En una sala de prensa abarrotada de medios lusos y españoles, Mourinho le deseó a Arbeloa "una carrera fantástica" y valoró también el paso de Xabi Alonso por el Santiago Bernabéu. "Xabi es otro de mis chicos, sí. Sólo tengo recuerdos positivos. Mañana tendré la emoción de jugar contra Álvaro, lo sé, porque jugar contra Xabi ya me ha emocionado en su momento. Sentí una alegría muy grande por lo que hizo en Leverkusen y después cuando llegó al Madrid", aseguró.

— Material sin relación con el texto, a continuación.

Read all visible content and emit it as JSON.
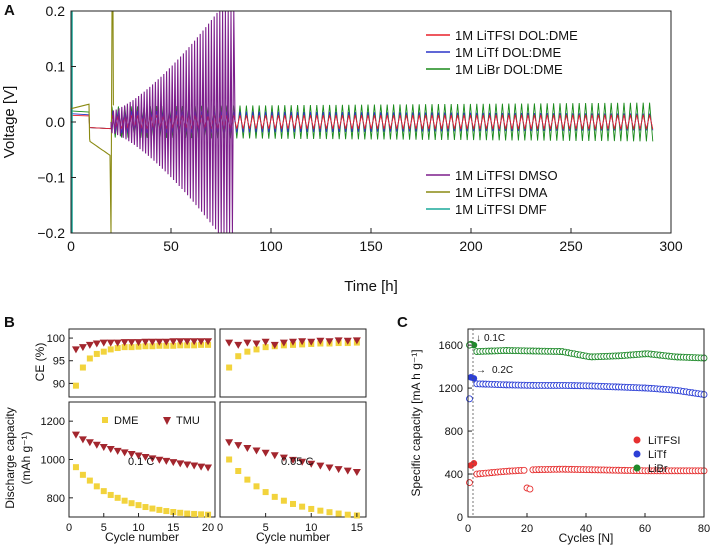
{
  "colors": {
    "LiTFSI_DOL_DME": "#e8202a",
    "LiTf_DOL_DME": "#2b35c8",
    "LiBr_DOL_DME": "#1a8a1a",
    "LiTFSI_DMSO": "#7d1f8c",
    "LiTFSI_DMA": "#8a8a12",
    "LiTFSI_DMF": "#1aa89a",
    "DME": "#f2d33c",
    "TMU": "#a3262e",
    "C_LiTFSI": "#e63030",
    "C_LiTf": "#2c3fd6",
    "C_LiBr": "#1e8a2a"
  },
  "chart_data": [
    {
      "panel": "A",
      "type": "line",
      "xlabel": "Time [h]",
      "ylabel": "Voltage [V]",
      "xlim": [
        0,
        300
      ],
      "ylim": [
        -0.2,
        0.2
      ],
      "xticks": [
        "0",
        "50",
        "100",
        "150",
        "200",
        "250",
        "300"
      ],
      "yticks": [
        "−0.2",
        "−0.1",
        "0.0",
        "0.1",
        "0.2"
      ],
      "series": [
        {
          "name": "1M LiTFSI DOL:DME",
          "t_start": 0,
          "t_end": 292,
          "amplitude": [
            0.012,
            0.013
          ]
        },
        {
          "name": "1M LiTf DOL:DME",
          "t_start": 0,
          "t_end": 292,
          "amplitude": [
            0.02,
            0.015
          ]
        },
        {
          "name": "1M LiBr DOL:DME",
          "t_start": 0,
          "t_end": 292,
          "amplitude": [
            0.028,
            0.035
          ]
        },
        {
          "name": "1M LiTFSI DMSO",
          "t_start": 20,
          "t_end": 82,
          "amplitude": [
            0.02,
            0.2
          ]
        },
        {
          "name": "1M LiTFSI DMA",
          "t_start": 0,
          "t_end": 21,
          "amplitude": [
            0.022,
            0.2
          ]
        },
        {
          "name": "1M LiTFSI DMF",
          "t_start": 0,
          "t_end": 1,
          "amplitude": [
            0.2,
            0.2
          ]
        }
      ]
    },
    {
      "panel": "B",
      "type": "scatter",
      "ylabel": "Discharge capacity",
      "yunit": "(mAh g⁻¹)",
      "ce_label": "CE (%)",
      "xlabel": "Cycle number",
      "legend": [
        "DME",
        "TMU"
      ],
      "subpanels": [
        {
          "rate": "0.1 C",
          "xlim": [
            0,
            21
          ],
          "xticks": [
            "0",
            "5",
            "10",
            "15",
            "20"
          ],
          "x": [
            1,
            2,
            3,
            4,
            5,
            6,
            7,
            8,
            9,
            10,
            11,
            12,
            13,
            14,
            15,
            16,
            17,
            18,
            19,
            20
          ],
          "ce_ylim": [
            87,
            102
          ],
          "ce_yticks": [
            "90",
            "95",
            "100"
          ],
          "ce_DME": [
            89.5,
            93.5,
            95.5,
            96.5,
            97.0,
            97.5,
            97.8,
            98.0,
            98.0,
            98.1,
            98.2,
            98.2,
            98.3,
            98.3,
            98.3,
            98.4,
            98.4,
            98.4,
            98.5,
            98.5
          ],
          "ce_TMU": [
            97.5,
            98.0,
            98.5,
            98.8,
            99.0,
            99.0,
            99.0,
            99.1,
            99.1,
            99.1,
            99.2,
            99.2,
            99.2,
            99.2,
            99.3,
            99.3,
            99.3,
            99.3,
            99.3,
            99.3
          ],
          "cap_ylim": [
            700,
            1300
          ],
          "cap_yticks": [
            "800",
            "1000",
            "1200"
          ],
          "cap_DME": [
            960,
            920,
            890,
            860,
            835,
            815,
            800,
            785,
            772,
            762,
            752,
            744,
            737,
            731,
            726,
            722,
            718,
            716,
            714,
            712
          ],
          "cap_TMU": [
            1130,
            1105,
            1090,
            1077,
            1065,
            1055,
            1045,
            1037,
            1029,
            1021,
            1013,
            1006,
            999,
            993,
            986,
            980,
            974,
            969,
            963,
            958
          ]
        },
        {
          "rate": "0.05 C",
          "xlim": [
            0,
            16
          ],
          "xticks": [
            "0",
            "5",
            "10",
            "15"
          ],
          "x": [
            1,
            2,
            3,
            4,
            5,
            6,
            7,
            8,
            9,
            10,
            11,
            12,
            13,
            14,
            15
          ],
          "ce_ylim": [
            87,
            102
          ],
          "ce_DME": [
            93.5,
            96.0,
            97.0,
            97.5,
            98.0,
            98.2,
            98.4,
            98.5,
            98.6,
            98.7,
            98.8,
            98.8,
            98.9,
            98.9,
            99.0
          ],
          "ce_TMU": [
            99.0,
            98.5,
            99.0,
            98.8,
            99.2,
            98.5,
            99.0,
            99.2,
            99.3,
            99.2,
            99.4,
            99.3,
            99.5,
            99.4,
            99.5
          ],
          "cap_ylim": [
            700,
            1300
          ],
          "cap_DME": [
            1000,
            940,
            895,
            860,
            830,
            805,
            785,
            768,
            754,
            742,
            733,
            725,
            718,
            712,
            708
          ],
          "cap_TMU": [
            1090,
            1075,
            1060,
            1047,
            1035,
            1022,
            1010,
            998,
            988,
            978,
            968,
            958,
            950,
            942,
            935
          ]
        }
      ]
    },
    {
      "panel": "C",
      "type": "scatter",
      "ylabel": "Specific capacity [mA h g⁻¹]",
      "xlabel": "Cycles [N]",
      "xlim": [
        0,
        80
      ],
      "ylim": [
        0,
        1750
      ],
      "xticks": [
        "0",
        "20",
        "40",
        "60",
        "80"
      ],
      "yticks": [
        "0",
        "400",
        "800",
        "1200",
        "1600"
      ],
      "annotations": [
        "0.1C",
        "0.2C"
      ],
      "series": [
        {
          "name": "LiTFSI",
          "first_cycles": [
            480,
            500
          ],
          "steady": [
            400,
            425,
            440,
            445,
            440,
            435,
            430,
            430,
            430
          ],
          "dips": [
            270,
            260
          ]
        },
        {
          "name": "LiTf",
          "first_cycles": [
            1300,
            1290
          ],
          "steady": [
            1240,
            1230,
            1225,
            1225,
            1220,
            1210,
            1200,
            1180,
            1140
          ]
        },
        {
          "name": "LiBr",
          "first_cycles": [
            1610,
            1600
          ],
          "steady": [
            1540,
            1550,
            1545,
            1540,
            1490,
            1500,
            1520,
            1490,
            1480
          ]
        }
      ]
    }
  ]
}
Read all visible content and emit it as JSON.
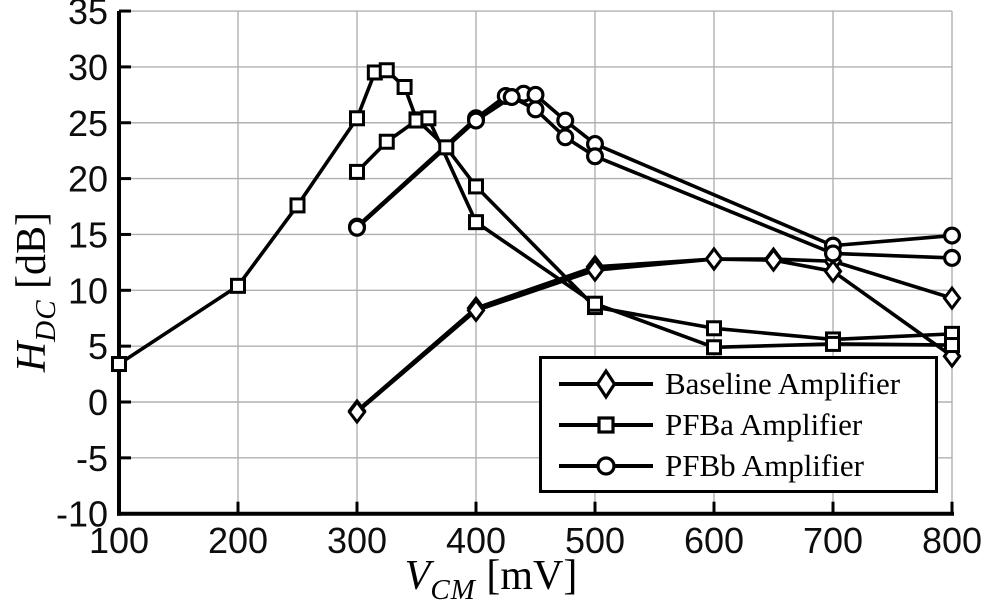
{
  "figure": {
    "background": "#ffffff",
    "line_color": "#000000",
    "grid_color": "#b0b0b0",
    "tick_label_color": "#0d0d0d"
  },
  "axes": {
    "xlabel": {
      "variable": "V",
      "subscript": "CM",
      "unit": " [mV]"
    },
    "ylabel": {
      "variable": "H",
      "subscript": "DC",
      "unit": " [dB]"
    },
    "xticks": [
      100,
      200,
      300,
      400,
      500,
      600,
      700,
      800
    ],
    "yticks": [
      -10,
      -5,
      0,
      5,
      10,
      15,
      20,
      25,
      30,
      35
    ]
  },
  "legend": {
    "items": [
      {
        "label": "Baseline Amplifier",
        "marker": "diamond"
      },
      {
        "label": "PFBa Amplifier",
        "marker": "square"
      },
      {
        "label": "PFBb Amplifier",
        "marker": "circle"
      }
    ]
  },
  "chart_data": {
    "type": "line",
    "title": "",
    "xlabel": "V_CM [mV]",
    "ylabel": "H_DC [dB]",
    "xlim": [
      100,
      800
    ],
    "ylim": [
      -10,
      35
    ],
    "grid": true,
    "legend_position": "lower right inside",
    "series": [
      {
        "name": "Baseline Amplifier",
        "marker": "diamond",
        "trace": 1,
        "points": [
          [
            300,
            -0.8
          ],
          [
            400,
            8.4
          ],
          [
            500,
            12.1
          ],
          [
            600,
            12.8
          ],
          [
            650,
            12.8
          ],
          [
            700,
            12.6
          ],
          [
            800,
            9.3
          ]
        ]
      },
      {
        "name": "Baseline Amplifier",
        "marker": "diamond",
        "trace": 2,
        "points": [
          [
            300,
            -0.9
          ],
          [
            400,
            8.2
          ],
          [
            500,
            11.8
          ],
          [
            600,
            12.8
          ],
          [
            650,
            12.7
          ],
          [
            700,
            11.7
          ],
          [
            800,
            4.1
          ]
        ]
      },
      {
        "name": "PFBa Amplifier",
        "marker": "square",
        "trace": 1,
        "points": [
          [
            100,
            3.4
          ],
          [
            200,
            10.4
          ],
          [
            250,
            17.6
          ],
          [
            300,
            25.4
          ],
          [
            315,
            29.5
          ],
          [
            325,
            29.7
          ],
          [
            340,
            28.2
          ],
          [
            350,
            25.3
          ],
          [
            375,
            22.8
          ],
          [
            400,
            19.3
          ],
          [
            500,
            8.5
          ],
          [
            600,
            6.6
          ],
          [
            700,
            5.6
          ],
          [
            800,
            6.1
          ]
        ]
      },
      {
        "name": "PFBa Amplifier",
        "marker": "square",
        "trace": 2,
        "points": [
          [
            300,
            20.6
          ],
          [
            325,
            23.3
          ],
          [
            350,
            25.2
          ],
          [
            360,
            25.4
          ],
          [
            400,
            16.1
          ],
          [
            500,
            8.8
          ],
          [
            600,
            4.9
          ],
          [
            700,
            5.2
          ],
          [
            800,
            5.1
          ]
        ]
      },
      {
        "name": "PFBb Amplifier",
        "marker": "circle",
        "trace": 1,
        "points": [
          [
            300,
            15.7
          ],
          [
            400,
            25.4
          ],
          [
            425,
            27.4
          ],
          [
            440,
            27.6
          ],
          [
            450,
            27.5
          ],
          [
            475,
            25.2
          ],
          [
            500,
            23.1
          ],
          [
            700,
            14.0
          ],
          [
            800,
            14.9
          ]
        ]
      },
      {
        "name": "PFBb Amplifier",
        "marker": "circle",
        "trace": 2,
        "points": [
          [
            300,
            15.6
          ],
          [
            400,
            25.2
          ],
          [
            430,
            27.3
          ],
          [
            450,
            26.2
          ],
          [
            475,
            23.7
          ],
          [
            500,
            22.0
          ],
          [
            700,
            13.3
          ],
          [
            800,
            12.9
          ]
        ]
      }
    ]
  }
}
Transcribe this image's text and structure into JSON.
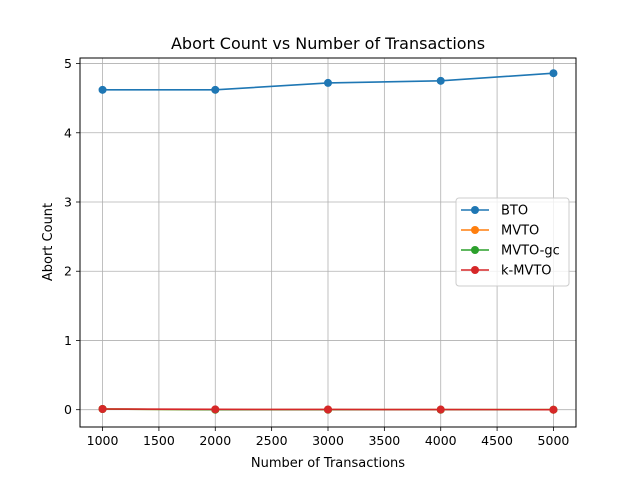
{
  "chart_data": {
    "type": "line",
    "title": "Abort Count vs Number of Transactions",
    "xlabel": "Number of Transactions",
    "ylabel": "Abort Count",
    "x": [
      1000,
      2000,
      3000,
      4000,
      5000
    ],
    "xlim": [
      800,
      5200
    ],
    "ylim": [
      -0.25,
      5.08
    ],
    "xticks": [
      1000,
      1500,
      2000,
      2500,
      3000,
      3500,
      4000,
      4500,
      5000
    ],
    "yticks": [
      0,
      1,
      2,
      3,
      4,
      5
    ],
    "grid": true,
    "legend_position": "center-right",
    "series": [
      {
        "name": "BTO",
        "color": "#1f77b4",
        "values": [
          4.62,
          4.62,
          4.72,
          4.75,
          4.86
        ]
      },
      {
        "name": "MVTO",
        "color": "#ff7f0e",
        "values": [
          0.01,
          0.0,
          0.0,
          0.0,
          0.0
        ]
      },
      {
        "name": "MVTO-gc",
        "color": "#2ca02c",
        "values": [
          0.01,
          0.0,
          0.0,
          0.0,
          0.0
        ]
      },
      {
        "name": "k-MVTO",
        "color": "#d62728",
        "values": [
          0.01,
          0.005,
          0.003,
          0.002,
          0.0
        ]
      }
    ]
  }
}
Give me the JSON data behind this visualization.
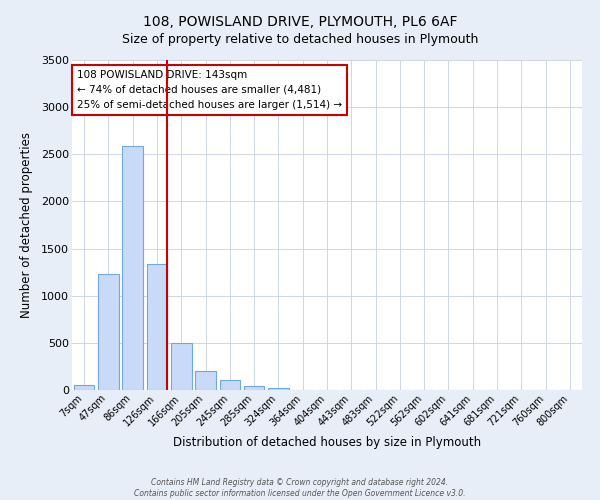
{
  "title": "108, POWISLAND DRIVE, PLYMOUTH, PL6 6AF",
  "subtitle": "Size of property relative to detached houses in Plymouth",
  "xlabel": "Distribution of detached houses by size in Plymouth",
  "ylabel": "Number of detached properties",
  "bar_labels": [
    "7sqm",
    "47sqm",
    "86sqm",
    "126sqm",
    "166sqm",
    "205sqm",
    "245sqm",
    "285sqm",
    "324sqm",
    "364sqm",
    "404sqm",
    "443sqm",
    "483sqm",
    "522sqm",
    "562sqm",
    "602sqm",
    "641sqm",
    "681sqm",
    "721sqm",
    "760sqm",
    "800sqm"
  ],
  "bar_values": [
    50,
    1230,
    2590,
    1340,
    500,
    200,
    110,
    45,
    25,
    5,
    0,
    0,
    5,
    0,
    0,
    0,
    0,
    0,
    0,
    0,
    0
  ],
  "bar_color": "#c9daf8",
  "bar_edgecolor": "#6fa8dc",
  "vline_color": "#cc0000",
  "annotation_text": "108 POWISLAND DRIVE: 143sqm\n← 74% of detached houses are smaller (4,481)\n25% of semi-detached houses are larger (1,514) →",
  "annotation_box_edgecolor": "#cc0000",
  "ylim": [
    0,
    3500
  ],
  "yticks": [
    0,
    500,
    1000,
    1500,
    2000,
    2500,
    3000,
    3500
  ],
  "footer_line1": "Contains HM Land Registry data © Crown copyright and database right 2024.",
  "footer_line2": "Contains public sector information licensed under the Open Government Licence v3.0.",
  "bg_color": "#e8eef8",
  "plot_bg_color": "#ffffff",
  "grid_color": "#c8d0e0"
}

Del cambio de técnico, eso sí, no quiso hablar: "De cómo terminó y por qué... No me interesa. En el fútbol es muy difícil que algo me sorprenda. Ahora su carrera irá en otra dirección, ha demostrado el nivel de entrenador al que puede llegar", insistió.

"quiero mucho al Madrid"

El portugués comentó que no ha hablado por teléfono con Arbeloa, pero que "no hace falta". "Lo que quiero es que le vaya todo bien porque le quiero mucho y quiero mucho al Madrid. Sólo quiero que le vaya mal mañana, después que le vaya bien siempre. Y él seguro que piensa lo mismo del Benfica", dijo, y reconoció que "no conozco a Álvaro como entrenador". "Sólo he seguido los resultados con los jóvenes del Madrid, pero no con mis ojos. Lo que puedo decir es que tiene una dimensión humana para ser entrenador del Madrid. Consejos ninguno, lo importante para mí es que él está feliz y que le gusta ser entrenador".

Cuestionado por el caso Negreira y sus famosos "¿por qué?" en rueda de prensa tras algunos clásicos ante el Barcelona, Mourinho rechazó dar una respuesta larga: "Es una cosa que no me interesa, honestamente. No me interesa, pienso en hoy y en mañana, no en ayer. Lo que ha pasado ha pasado, y ya está".

Su Benfica necesita ganar: "Si ganamos, vamos al vestuario y sabremos si clasificamos o no. No tenemos otra opción. Tenemos que jugar con el único pensamiento que tenemos que ganar".